While their community has supported them, Skistimas and Bolen have done the same.

“We reinvest in our community. Everything. Any money we make,” Skistimas said. “We know we need a project done, we look for artists in our community.”

Before they merged with RoosterTeeth, ScrewAttack Gaming Convention was held annually in the DFW area and was known as the “largest party in gaming.” As Game Attack, Skistimas and Bolen are going back to doing conventions, but this time on a much smaller scale. Compared to the 5,000 people that attended the last ScrewAttack gaming convention in 2015, the tickets for their next event, Game Attack One Night Only, will be limited to 100.
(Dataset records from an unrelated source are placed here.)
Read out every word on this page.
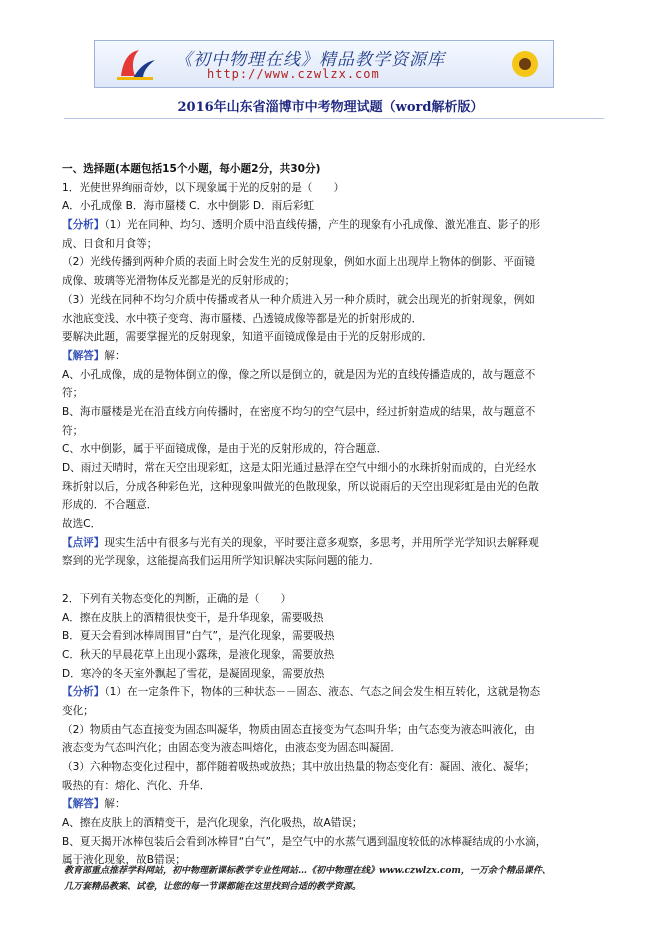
《初中物理在线》精品教学资源库
http://www.czwlzx.com
2016年山东省淄博市中考物理试题（word解析版）
一、选择题(本题包括15个小题，每小题2分，共30分)
1．光使世界绚丽奇妙，以下现象属于光的反射的是（　　）
A．小孔成像 B．海市蜃楼 C．水中倒影 D．雨后彩虹
【分析】（1）光在同种、均匀、透明介质中沿直线传播，产生的现象有小孔成像、激光准直、影子的形
成、日食和月食等；
（2）光线传播到两种介质的表面上时会发生光的反射现象，例如水面上出现岸上物体的倒影、平面镜
成像、玻璃等光滑物体反光都是光的反射形成的；
（3）光线在同种不均匀介质中传播或者从一种介质进入另一种介质时，就会出现光的折射现象，例如
水池底变浅、水中筷子变弯、海市蜃楼、凸透镜成像等都是光的折射形成的．
要解决此题，需要掌握光的反射现象，知道平面镜成像是由于光的反射形成的．
【解答】解：
A、小孔成像，成的是物体倒立的像，像之所以是倒立的，就是因为光的直线传播造成的，故与题意不
符；
B、海市蜃楼是光在沿直线方向传播时，在密度不均匀的空气层中，经过折射造成的结果，故与题意不
符；
C、水中倒影，属于平面镜成像，是由于光的反射形成的，符合题意．
D、雨过天晴时，常在天空出现彩虹，这是太阳光通过悬浮在空气中细小的水珠折射而成的，白光经水
珠折射以后，分成各种彩色光，这种现象叫做光的色散现象，所以说雨后的天空出现彩虹是由光的色散
形成的．不合题意．
故选C．
【点评】现实生活中有很多与光有关的现象，平时要注意多观察，多思考，并用所学光学知识去解释观
察到的光学现象，这能提高我们运用所学知识解决实际问题的能力．
2．下列有关物态变化的判断，正确的是（　　）
A．擦在皮肤上的酒精很快变干，是升华现象，需要吸热
B．夏天会看到冰棒周围冒“白气”，是汽化现象，需要吸热
C．秋天的早晨花草上出现小露珠，是液化现象，需要放热
D．寒冷的冬天室外飘起了雪花，是凝固现象，需要放热
【分析】（1）在一定条件下，物体的三种状态－－固态、液态、气态之间会发生相互转化，这就是物态
变化；
（2）物质由气态直接变为固态叫凝华，物质由固态直接变为气态叫升华；由气态变为液态叫液化，由
液态变为气态叫汽化；由固态变为液态叫熔化，由液态变为固态叫凝固．
（3）六种物态变化过程中，都伴随着吸热或放热；其中放出热量的物态变化有：凝固、液化、凝华；
吸热的有：熔化、汽化、升华．
【解答】解：
A、擦在皮肤上的酒精变干，是汽化现象，汽化吸热，故A错误；
B、夏天揭开冰棒包装后会看到冰棒冒“白气”，是空气中的水蒸气遇到温度较低的冰棒凝结成的小水滴，
属于液化现象，故B错误；
教育部重点推荐学科网站，初中物理新课标教学专业性网站…《初中物理在线》www.czwlzx.com，一万余个精品课件、
几万套精品教案、试卷，让您的每一节课都能在这里找到合适的教学资源。
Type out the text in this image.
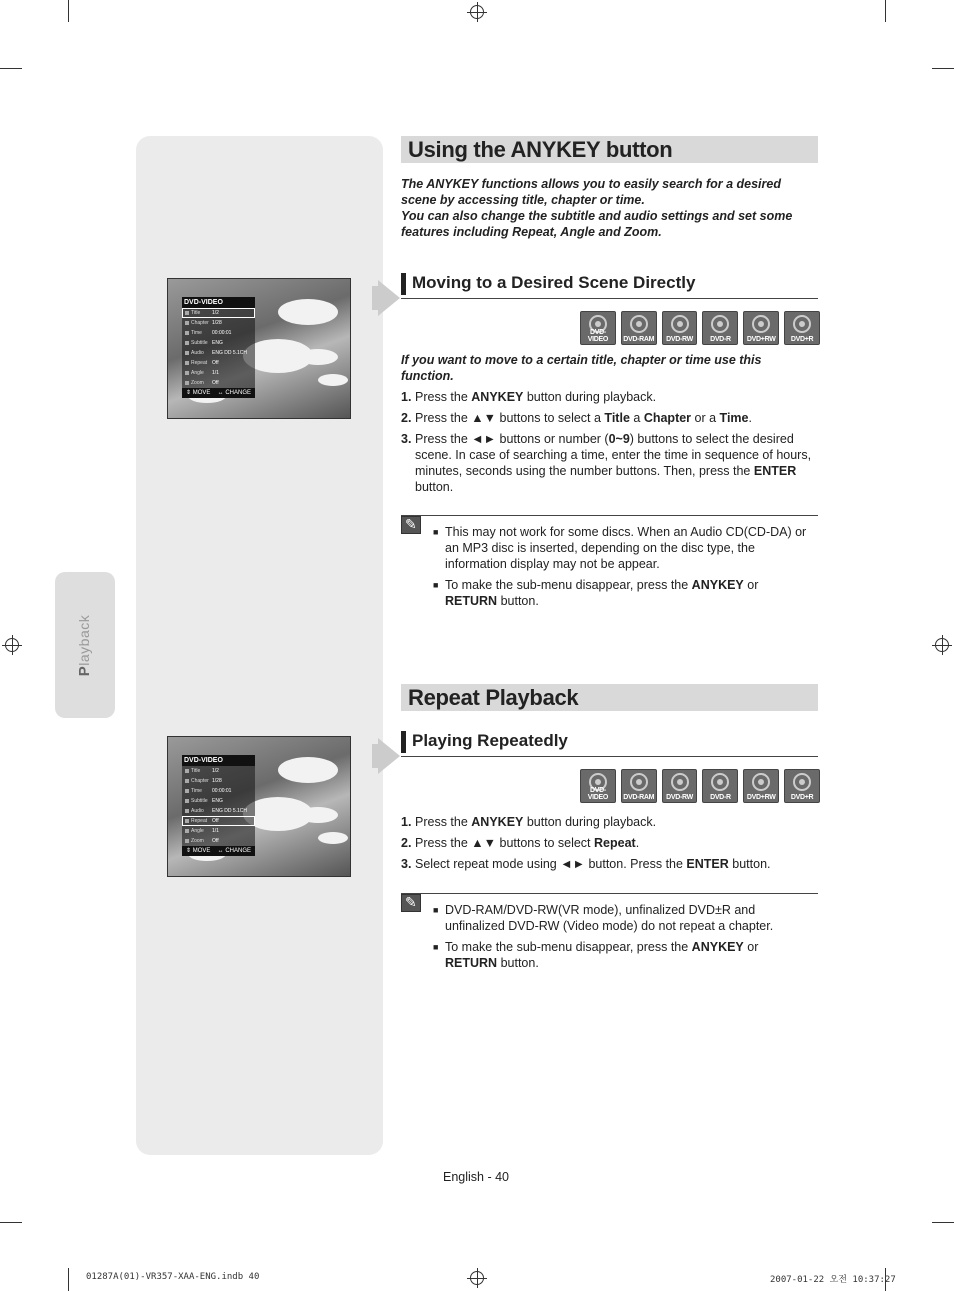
Playback
Using the ANYKEY button
The ANYKEY functions allows you to easily search for a desired
scene by accessing title, chapter or time.
You can also change the subtitle and audio settings and set some
features including Repeat, Angle and Zoom.
Moving to a Desired Scene Directly
DVD-VIDEO	DVD-RAM	DVD-RW	DVD-R	DVD+RW	DVD+R
If you want to move to a certain title, chapter or time use this
function.
1. Press the ANYKEY button during playback.
2. Press the ▲▼ buttons to select a Title a Chapter or a Time.
3. Press the ◄► buttons or number (0~9) buttons to select the desired scene. In case of searching a time, enter the time in sequence of hours, minutes, seconds using the number buttons. Then, press the ENTER button.
✎
■ This may not work for some discs. When an Audio CD(CD-DA) or an MP3 disc is inserted, depending on the disc type, the information display may not be appear.
■ To make the sub-menu disappear, press the ANYKEY or RETURN button.
DVD-VIDEO
Title	1/2
Chapter 1/28
Time	00:00:01
Subtitle ENG
Audio	ENG DD 5.1CH
Repeat Off
Angle	1/1
Zoom	Off
⇕ MOVE ↔ CHANGE
Repeat Playback
Playing Repeatedly
DVD-VIDEO	DVD-RAM	DVD-RW	DVD-R	DVD+RW	DVD+R
1. Press the ANYKEY button during playback.
2. Press the ▲▼ buttons to select Repeat.
3. Select repeat mode using ◄► button. Press the ENTER button.
✎
■ DVD-RAM/DVD-RW(VR mode), unfinalized DVD±R and unfinalized DVD-RW (Video mode) do not repeat a chapter.
■ To make the sub-menu disappear, press the ANYKEY or RETURN button.
DVD-VIDEO
Title	1/2
Chapter 1/28
Time	00:00:01
Subtitle ENG
Audio	ENG DD 5.1CH
Repeat Off
Angle	1/1
Zoom	Off
⇕ MOVE ↔ CHANGE
English - 40
01287A(01)-VR357-XAA-ENG.indb 40	2007-01-22 오전 10:37:27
“It’s the idea that we already know our community,” Skistimas said. “This is kind of turning it into a family reunion, and that’s the premise behind it.”

Bolen emphasized that unlike other events, where interactions are short, One Night Only will allow people to play video games, go to dinner, and go on late night snack runs with them for 32 hours. Tickets for One Night Only are $750 and go on sale Jan. 11.

It took Game Attack years of ten hour work days, seven days a week to get to the point where they can host events like this.

Behind the scenes, much of their work is very business oriented — the tedious tasks no one wants to think about. Creatively, there’s no red tape, but that comes its own set of challenges.

“There’s no one to answer to you. You have to have the answers to everything you need to figure it out,” Skistimas said. “You have to clean the bathrooms and you have to rearrange things. It’s not glamorous, but it has to be done. Every dollar that we make is extremely valuable.”

Since going independent, Game Attack has been able to hire a new member to their team, Greyson Watkins, as a new on-screen personality.

Bolen and Skistimas advise those who want to stream for a living to be authentic, play games that they love, and stream consistently. While other popular streamers may be good at video games, Game Attack is proof that to be a successful streamer, gaming skill isn’t a necessity.

“Never expect it to be your first and only job. That would be the biggest mistake you could make,” Bolen said. “Just make what you love and if it happens, it’ll happen.”

Skistimas encouraged anyone interested in learning about streaming to email him at [email protected], and emphasized that Game Attack is always looking to grow and add new people.